- Born: Roberto Jack Benabib October 13, 1959 (age 66) Mexico City, Mexico
- Occupations: Film director Television writer Television producer
- Spouse(s): Amy Spindler ​ ​(m. 1998; div. 2004)​ Samantha Gregory ​(m. 2007)​
- Writing career
- Notable works: Little City Weeds

= Roberto Benabib =

Mexician-American writer and director

Roberto Jack Benabib (born October 13, 1959) is a Mexican-American television writer, producer and film director best known for writing/directing the 1997 comedy film Little City. He served as a writer/producer on the Showtime dark comedy series Weeds beginning in 2005.

== Career ==
Roberto Jack Benabib was born in Mexico City in 1959 to Elyssa and Elias Benabib, an antique-prints dealer. Benabib later graduated from New York University film school. Benabib got his start as an assistant to The Silence of the Lambs director Jonathan Demme. In 1997, he wrote and directed Little City, a romantic comedy film, for Miramax Films. In 2005, he joined the writing staff of Weeds as a co-executive producer and, in 2007, at the beginning of the third season was promoted to executive producer.

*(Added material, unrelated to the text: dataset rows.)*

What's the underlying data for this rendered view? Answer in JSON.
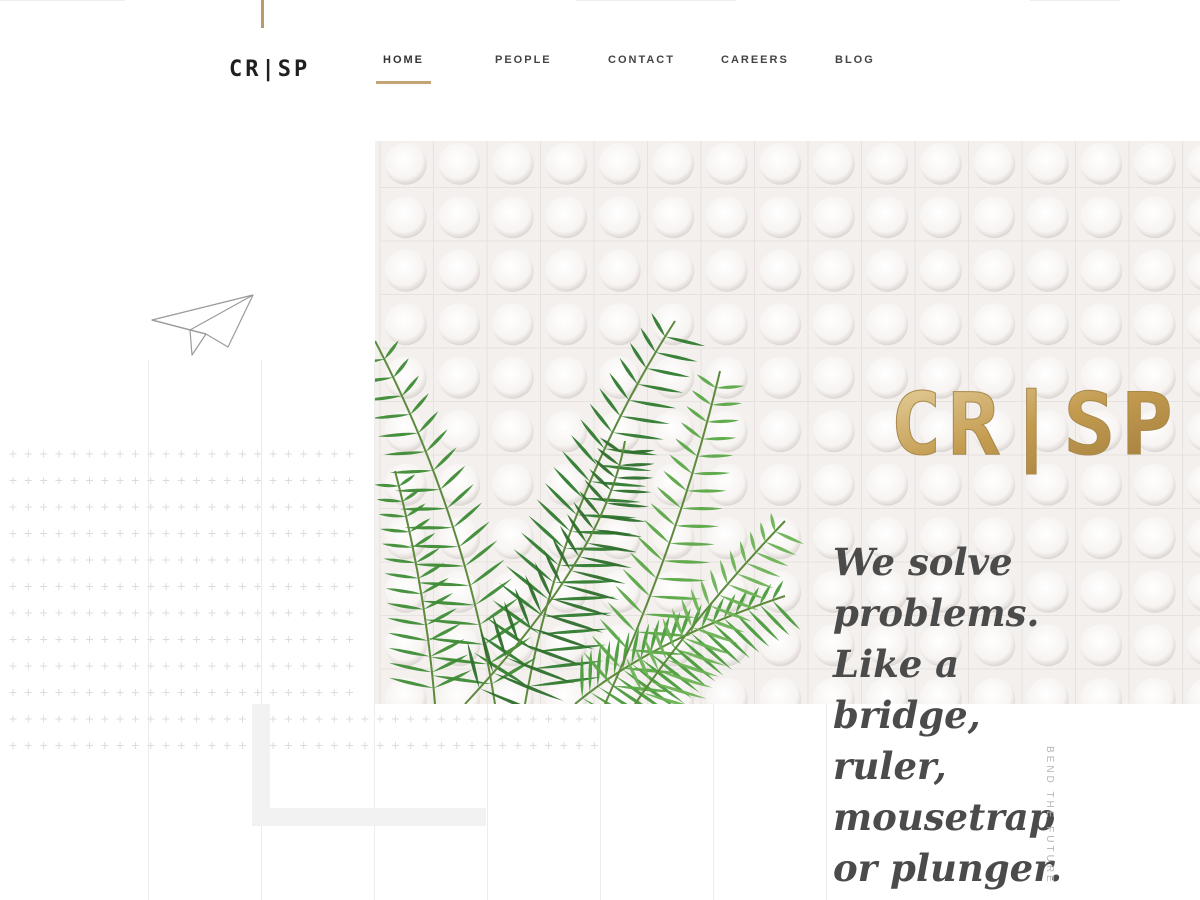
{
  "brand": {
    "logo_text": "CR|SP",
    "accent_color": "#c3a477"
  },
  "nav": {
    "items": [
      {
        "label": "HOME",
        "active": true
      },
      {
        "label": "PEOPLE",
        "active": false
      },
      {
        "label": "CONTACT",
        "active": false
      },
      {
        "label": "CAREERS",
        "active": false
      },
      {
        "label": "BLOG",
        "active": false
      }
    ]
  },
  "hero": {
    "sign_text": "CR|SP",
    "headline_lines": [
      "We solve",
      "problems.",
      "Like a",
      "bridge,",
      "ruler,",
      "mousetrap",
      "or plunger."
    ],
    "tagline": "BEND THE FUTURE"
  },
  "icons": {
    "decoration": "paper-plane-icon"
  }
}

He has also served as a writer on a number of other television series, including Doctor Doctor, Herman's Head, Ally McBeal and Tilt.

- Episodes of Weeds
- "Good Shit Lollipop" (1.3)
- "Last Tango in Agrestic" (2.3)
- "Yeah. Like Tomatoes." (2.11) (with Matthew Salsberg)
- "The Brick Dance" (3.3)
- "Shit Highway" (3.4)
- "Risk" (3.13) (with Rolin Jones & Matthew Salsberg)
- "Protection" (3.14)
- "The Three Coolers" (4.4)
- "Head Cheese" (4.11) (with Rolin Jones & Matthew Salsberg)
- "Till We Meet Again" (4.12) (with Rolin Jones & Matthew Salsberg)
- "Su-Su-Sucio" (5.3) (with Matthew Salsberg)
- "Where the Sidewalk Ends" (5.7) (with Matthew Salsberg)
- "Dearborn-Again" (6.10) (with Matthew Salsberg)
- "Une Mère que j'aimerais baiser" (7.11) (with Matthew Salsberg)

- The Brink
In February 2014, Deadline Hollywood reported that HBO had given a greenlight to the dark comedy series The Brink, co-created by Benabib and his brother, novelist Kim Benabib. The series co-stars Tim Robbins and Jack Black, is produced by Jerry Weintraub, and directed by Jay Roach. It premiered on HBO in June 2015. The series was cancelled after one season.

- Episodes of Kidding
- "Philliam" (1.08)
- "I'm Listening" (2.03)

- Episodes of 68 Whiskey
1. "Buckley's Goat"
2. "Finger Lickin' Good"
3. "Daddy Issues"

== Awards and nominations ==
In 2009, Benabib received a nomination for a Primetime Emmy Award when Weeds was up for the Primetime Emmy Award for Outstanding Comedy Series. He and the show lost out to the NBC sitcom 30 Rock.

== Personal life ==
Benabib was married to the fashion journalist Amy Spindler from July 11, 1998, until her death from a brain tumor on February 27, 2004. Benabib married Samantha Gregory in October 2007.